Boneworks Resurrects Classic Oculus Tuscany Demo As Sandbox Environment

Stress Level Zero resurrected the classic Oculus Tuscany demo from the days of Oculus Rift development kits and launched it as a sandbox environment for Boneworks.

At the time of this writing the rebuilt environment with all of Boneworks physics and sandbox tools is available in the Oculus Store version of the game. That means you can launch it on an Oculus Rift or an Oculus Quest via the Oculus Link. The Steam store version of the game should add the environment in the next major patch which may come in March. You might be able to access it in other headsets from the Oculus Store version via a tool like Revive, but we haven’t tested that method.

A Trip Into VR History

The “Tuscany Demo” was an early Oculus Rift project that introduced many developers as well as their friends and family to VR from about 2013 onward. It features a serene landscape and a Tuscan villa with butterflies fluttering through the air. Now that it is rebuilt by Stress Level Zero, you can move the furniture around and climb up the trees outside. You can even jump the fence and explore the countryside.

The sandbox environment is interesting in the context of how VR hardware and the things people do with it has changed since those early days. The bright environment made the screen door effect impossible to miss on Rift development kits like DK1 and DK2, and Facebook didn’t ship to consumers tracked controllers for hands until late 2016. Still, the environment and hardware was compelling enough to create a sense of “presence” in some people.
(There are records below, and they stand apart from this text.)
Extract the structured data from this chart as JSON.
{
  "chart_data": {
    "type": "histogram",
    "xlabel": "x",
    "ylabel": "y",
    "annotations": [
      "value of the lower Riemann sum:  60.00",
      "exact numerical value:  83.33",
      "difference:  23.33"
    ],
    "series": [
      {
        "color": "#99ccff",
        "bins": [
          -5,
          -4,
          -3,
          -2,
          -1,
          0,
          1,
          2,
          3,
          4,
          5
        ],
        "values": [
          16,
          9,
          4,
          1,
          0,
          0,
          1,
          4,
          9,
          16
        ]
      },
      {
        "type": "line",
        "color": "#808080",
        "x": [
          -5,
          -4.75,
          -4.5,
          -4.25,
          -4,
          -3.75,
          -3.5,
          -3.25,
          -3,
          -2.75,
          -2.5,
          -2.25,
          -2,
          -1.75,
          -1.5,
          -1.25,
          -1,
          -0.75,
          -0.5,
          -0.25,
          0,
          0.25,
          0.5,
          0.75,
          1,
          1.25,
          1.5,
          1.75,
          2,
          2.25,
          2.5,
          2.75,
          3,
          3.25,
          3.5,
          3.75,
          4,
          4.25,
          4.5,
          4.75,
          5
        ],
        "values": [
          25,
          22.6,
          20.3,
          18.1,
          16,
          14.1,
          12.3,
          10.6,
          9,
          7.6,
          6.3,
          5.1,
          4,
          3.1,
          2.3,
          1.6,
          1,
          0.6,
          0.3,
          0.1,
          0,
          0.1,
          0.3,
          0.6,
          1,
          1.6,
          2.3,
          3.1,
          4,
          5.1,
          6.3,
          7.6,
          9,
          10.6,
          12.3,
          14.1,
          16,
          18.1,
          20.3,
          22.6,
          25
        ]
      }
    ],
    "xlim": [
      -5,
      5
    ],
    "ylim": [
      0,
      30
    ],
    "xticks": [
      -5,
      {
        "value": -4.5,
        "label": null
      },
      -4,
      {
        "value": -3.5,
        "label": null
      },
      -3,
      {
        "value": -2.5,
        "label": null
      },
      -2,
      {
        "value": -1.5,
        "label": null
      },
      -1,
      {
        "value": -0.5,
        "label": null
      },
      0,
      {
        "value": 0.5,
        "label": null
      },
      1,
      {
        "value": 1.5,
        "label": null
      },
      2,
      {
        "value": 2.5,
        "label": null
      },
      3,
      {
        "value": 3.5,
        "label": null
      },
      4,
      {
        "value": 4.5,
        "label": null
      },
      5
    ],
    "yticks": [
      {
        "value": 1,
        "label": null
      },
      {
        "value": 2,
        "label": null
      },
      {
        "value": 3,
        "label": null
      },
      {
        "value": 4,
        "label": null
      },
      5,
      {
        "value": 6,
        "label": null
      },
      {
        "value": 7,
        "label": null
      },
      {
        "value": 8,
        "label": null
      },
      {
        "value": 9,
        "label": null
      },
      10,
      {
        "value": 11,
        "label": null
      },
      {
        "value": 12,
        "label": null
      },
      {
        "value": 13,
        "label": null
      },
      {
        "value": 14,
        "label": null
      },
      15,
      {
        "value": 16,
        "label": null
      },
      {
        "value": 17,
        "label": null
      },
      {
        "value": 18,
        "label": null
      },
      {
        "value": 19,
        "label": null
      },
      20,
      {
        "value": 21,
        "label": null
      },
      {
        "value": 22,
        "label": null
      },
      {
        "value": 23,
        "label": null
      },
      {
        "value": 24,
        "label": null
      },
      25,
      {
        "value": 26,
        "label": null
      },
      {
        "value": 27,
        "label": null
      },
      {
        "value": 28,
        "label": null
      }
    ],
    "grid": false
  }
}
That’s the feeling of actually being there in the digital environment and for some that feeling hooked them on the idea that VR might truly be the next great medium for computing. By now it is a bit of a joke when people reach out and try to touch something in VR without the system tracking controllers or hand movements, but back then it was a sign that a low-cost headset was actually doing what it was designed to do. Experiencing presence in Tuscany helped convince some folks that VR was worth their time and money, and inspired some to realize its vast potential to collapse space and bring faraway people together.

Of course, when I went into Boneworks and tried the sandbox environment this week instead of trying to reach out and touch the butterflies I took out my gun and used them as target practice. Just like the real world, I guess, you don’t have to use the virtual environment that way. That makes the Boneworks version of Tuscany — weapons or no weapons — still a powerful showcase of VR’s power in 2020.